Does the current “merit” filter mismeasure readiness?
- Overprecision without purpose: Distinguishing 91% vs 97% in boards or a 99.9 JEE percentile adds false accuracy. For B.Tech, a 70–80% PCM score is sufficient; hyper-selectivity reflects scarcity, not learning.
- False hierarchy and exclusion: Limited seats, vast applicant numbers, and quality disparities create a hierarchy that sidelines capable students. Those who can afford coaching gain advantage, worsening urban–rural, gender, and regional gaps.

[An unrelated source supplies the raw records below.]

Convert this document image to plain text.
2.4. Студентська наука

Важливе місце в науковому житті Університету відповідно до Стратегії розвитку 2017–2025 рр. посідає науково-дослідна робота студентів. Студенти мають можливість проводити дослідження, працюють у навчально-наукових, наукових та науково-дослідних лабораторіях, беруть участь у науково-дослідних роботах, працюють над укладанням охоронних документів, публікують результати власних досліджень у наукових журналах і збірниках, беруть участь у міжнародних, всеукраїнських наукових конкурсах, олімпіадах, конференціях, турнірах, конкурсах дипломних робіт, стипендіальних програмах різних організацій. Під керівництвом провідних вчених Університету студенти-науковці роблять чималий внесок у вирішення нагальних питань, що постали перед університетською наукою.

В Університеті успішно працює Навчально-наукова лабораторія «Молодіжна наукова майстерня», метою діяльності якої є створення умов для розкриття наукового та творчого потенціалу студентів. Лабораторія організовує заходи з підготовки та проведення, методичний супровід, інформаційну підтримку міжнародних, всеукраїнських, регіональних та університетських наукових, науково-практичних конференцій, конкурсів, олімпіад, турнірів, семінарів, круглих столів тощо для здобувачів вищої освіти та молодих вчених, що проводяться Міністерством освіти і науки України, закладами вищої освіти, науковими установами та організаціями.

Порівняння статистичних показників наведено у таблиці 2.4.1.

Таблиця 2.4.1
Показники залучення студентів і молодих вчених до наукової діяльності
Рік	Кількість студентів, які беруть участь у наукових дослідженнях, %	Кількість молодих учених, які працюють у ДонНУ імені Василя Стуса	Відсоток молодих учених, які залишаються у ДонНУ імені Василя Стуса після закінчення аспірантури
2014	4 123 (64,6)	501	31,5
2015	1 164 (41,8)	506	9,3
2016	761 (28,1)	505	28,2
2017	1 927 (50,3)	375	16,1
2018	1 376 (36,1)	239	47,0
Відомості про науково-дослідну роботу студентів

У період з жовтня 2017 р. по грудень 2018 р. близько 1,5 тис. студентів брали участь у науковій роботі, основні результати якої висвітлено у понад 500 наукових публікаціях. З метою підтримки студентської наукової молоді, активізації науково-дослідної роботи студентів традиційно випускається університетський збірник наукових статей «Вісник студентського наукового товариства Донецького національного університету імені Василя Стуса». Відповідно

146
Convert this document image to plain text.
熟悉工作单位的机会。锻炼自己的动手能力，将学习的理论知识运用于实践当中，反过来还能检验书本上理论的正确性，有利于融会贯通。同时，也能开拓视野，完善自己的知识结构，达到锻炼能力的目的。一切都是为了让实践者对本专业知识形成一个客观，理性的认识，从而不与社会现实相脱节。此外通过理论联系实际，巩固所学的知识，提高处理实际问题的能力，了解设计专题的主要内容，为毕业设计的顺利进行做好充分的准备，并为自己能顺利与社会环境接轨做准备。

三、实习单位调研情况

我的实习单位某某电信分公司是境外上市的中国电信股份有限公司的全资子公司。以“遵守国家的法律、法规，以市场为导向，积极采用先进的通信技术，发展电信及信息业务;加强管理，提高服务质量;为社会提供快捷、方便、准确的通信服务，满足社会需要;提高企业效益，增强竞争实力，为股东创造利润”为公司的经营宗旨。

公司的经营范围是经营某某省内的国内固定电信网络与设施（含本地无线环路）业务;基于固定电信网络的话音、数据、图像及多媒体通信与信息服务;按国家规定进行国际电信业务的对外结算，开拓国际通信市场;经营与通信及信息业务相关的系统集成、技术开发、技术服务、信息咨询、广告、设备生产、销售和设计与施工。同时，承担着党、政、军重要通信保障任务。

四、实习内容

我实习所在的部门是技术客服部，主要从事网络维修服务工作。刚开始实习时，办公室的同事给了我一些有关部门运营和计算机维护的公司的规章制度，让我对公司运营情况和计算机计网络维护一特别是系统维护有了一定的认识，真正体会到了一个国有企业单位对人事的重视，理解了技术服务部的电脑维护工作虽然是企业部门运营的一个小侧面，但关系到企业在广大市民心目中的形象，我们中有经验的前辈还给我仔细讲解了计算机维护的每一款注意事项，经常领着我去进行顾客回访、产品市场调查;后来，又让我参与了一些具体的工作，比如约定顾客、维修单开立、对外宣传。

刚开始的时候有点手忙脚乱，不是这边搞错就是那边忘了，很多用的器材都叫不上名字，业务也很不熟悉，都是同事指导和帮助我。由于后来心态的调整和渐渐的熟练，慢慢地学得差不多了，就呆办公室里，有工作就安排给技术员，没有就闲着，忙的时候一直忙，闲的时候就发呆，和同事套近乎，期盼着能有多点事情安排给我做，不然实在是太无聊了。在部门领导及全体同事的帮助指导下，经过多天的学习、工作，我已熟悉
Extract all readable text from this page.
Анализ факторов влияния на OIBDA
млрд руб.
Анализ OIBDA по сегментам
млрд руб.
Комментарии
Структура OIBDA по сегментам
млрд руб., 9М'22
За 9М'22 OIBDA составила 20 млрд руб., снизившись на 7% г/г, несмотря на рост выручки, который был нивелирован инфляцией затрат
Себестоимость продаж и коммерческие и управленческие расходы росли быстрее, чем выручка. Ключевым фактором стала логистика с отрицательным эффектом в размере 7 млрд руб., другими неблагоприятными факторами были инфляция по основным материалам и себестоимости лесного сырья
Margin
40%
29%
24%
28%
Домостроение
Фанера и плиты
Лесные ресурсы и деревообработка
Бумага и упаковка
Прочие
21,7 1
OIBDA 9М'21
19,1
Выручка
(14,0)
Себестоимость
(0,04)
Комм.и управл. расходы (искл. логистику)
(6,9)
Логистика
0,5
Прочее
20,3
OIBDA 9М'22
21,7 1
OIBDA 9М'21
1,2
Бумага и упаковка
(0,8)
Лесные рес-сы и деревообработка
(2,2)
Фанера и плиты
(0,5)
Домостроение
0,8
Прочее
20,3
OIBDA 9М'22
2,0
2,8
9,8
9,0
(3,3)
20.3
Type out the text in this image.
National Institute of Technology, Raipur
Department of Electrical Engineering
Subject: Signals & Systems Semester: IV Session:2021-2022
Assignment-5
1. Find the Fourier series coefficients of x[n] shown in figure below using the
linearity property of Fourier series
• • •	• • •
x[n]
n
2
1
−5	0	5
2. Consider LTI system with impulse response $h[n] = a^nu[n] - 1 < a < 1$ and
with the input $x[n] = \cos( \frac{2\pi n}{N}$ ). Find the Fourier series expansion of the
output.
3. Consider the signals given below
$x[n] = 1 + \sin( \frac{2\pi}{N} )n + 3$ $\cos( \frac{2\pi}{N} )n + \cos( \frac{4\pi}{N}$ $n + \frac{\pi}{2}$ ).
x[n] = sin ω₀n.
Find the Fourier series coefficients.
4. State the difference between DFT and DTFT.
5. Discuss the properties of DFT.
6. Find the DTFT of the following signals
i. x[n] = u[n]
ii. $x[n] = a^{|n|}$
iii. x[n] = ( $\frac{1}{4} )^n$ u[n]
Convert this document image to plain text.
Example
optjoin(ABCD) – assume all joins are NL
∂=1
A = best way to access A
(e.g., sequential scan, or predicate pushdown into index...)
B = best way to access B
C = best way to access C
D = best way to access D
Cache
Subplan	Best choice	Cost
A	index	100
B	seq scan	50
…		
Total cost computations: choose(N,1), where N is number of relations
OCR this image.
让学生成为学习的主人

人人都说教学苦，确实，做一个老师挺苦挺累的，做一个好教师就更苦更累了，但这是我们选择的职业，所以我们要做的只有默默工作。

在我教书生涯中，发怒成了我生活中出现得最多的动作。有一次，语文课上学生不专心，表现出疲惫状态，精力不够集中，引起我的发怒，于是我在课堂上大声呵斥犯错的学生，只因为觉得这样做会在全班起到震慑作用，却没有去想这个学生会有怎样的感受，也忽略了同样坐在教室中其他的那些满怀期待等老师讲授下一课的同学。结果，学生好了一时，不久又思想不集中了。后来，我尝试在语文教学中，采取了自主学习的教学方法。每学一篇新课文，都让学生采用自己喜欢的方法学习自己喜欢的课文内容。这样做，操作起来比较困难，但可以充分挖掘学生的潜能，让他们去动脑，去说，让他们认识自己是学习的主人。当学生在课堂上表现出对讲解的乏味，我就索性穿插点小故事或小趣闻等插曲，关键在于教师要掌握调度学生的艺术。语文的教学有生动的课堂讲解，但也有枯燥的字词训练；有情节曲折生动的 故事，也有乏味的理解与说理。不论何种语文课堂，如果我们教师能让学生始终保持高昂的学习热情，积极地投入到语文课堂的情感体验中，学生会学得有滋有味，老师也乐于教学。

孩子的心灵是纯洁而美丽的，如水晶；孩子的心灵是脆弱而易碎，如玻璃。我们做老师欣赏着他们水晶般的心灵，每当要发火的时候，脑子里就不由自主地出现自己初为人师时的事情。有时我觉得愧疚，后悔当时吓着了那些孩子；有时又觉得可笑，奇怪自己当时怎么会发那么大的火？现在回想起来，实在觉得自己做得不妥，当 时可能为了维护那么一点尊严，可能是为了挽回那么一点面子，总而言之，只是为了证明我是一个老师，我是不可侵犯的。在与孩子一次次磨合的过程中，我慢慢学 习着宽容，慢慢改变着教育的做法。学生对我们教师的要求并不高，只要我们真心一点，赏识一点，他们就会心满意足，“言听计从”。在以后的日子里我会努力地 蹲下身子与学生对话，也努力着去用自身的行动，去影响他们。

- Psychological toll and merit critique: Pressure is immense and pervasive. As Harvard philosopher Michael Sandel argues, claims of pure merit ignore luck and privilege; lotteries can blunt toxic status competition in elite admissions.
What should be done?
- Trust Class 12 and simplify selection: Use the board exam as the primary gauge. Set an 80% PCM eligibility bar, band candidates (90%+; 80–90%), and allocate seats through a weighted lottery. Higher marks raise odds; reservations for gender, region, and rural backgrounds operate within existing policy.
- Learn from best international practices: Adopt the Dutch model of a threshold-based weighted lottery for oversubscribed courses. It reduces bias, promotes diversity, and eases pressure. Draw on China’s 2021 “double reduction,” which banned for-profit tutoring in school subjects and nationalised coaching to cut costs and protect student well-being.
- Reduce coaching distortion and widen access: If entrance exams persist, ban or nationalise coaching and provide free online study materials and lectures. Reserve 50% of IIT seats vertically for rural students educated in government schools to promote social mobility and reduce structural inequality.
- Equalise IIT value and student experience: Introduce a student exchange so cohorts study across IIT campuses over four years, promoting integration and diverse exposure. Incentivise professor transfers to equalise standards and dismantle artificial hierarchies so any IIT B.Tech carries equal value.
- Restore balance and lower barriers: A lottery-based system frees students from the coaching treadmill, enabling school engagement and sports. It reduces financial burdens and gives every qualified student a fair shot, letting youth be youth rather than percentile-chasing machines.
Question for practice:
Discuss why India’s undergraduate admission system is under strain and what reforms can make it fairer and more equitable.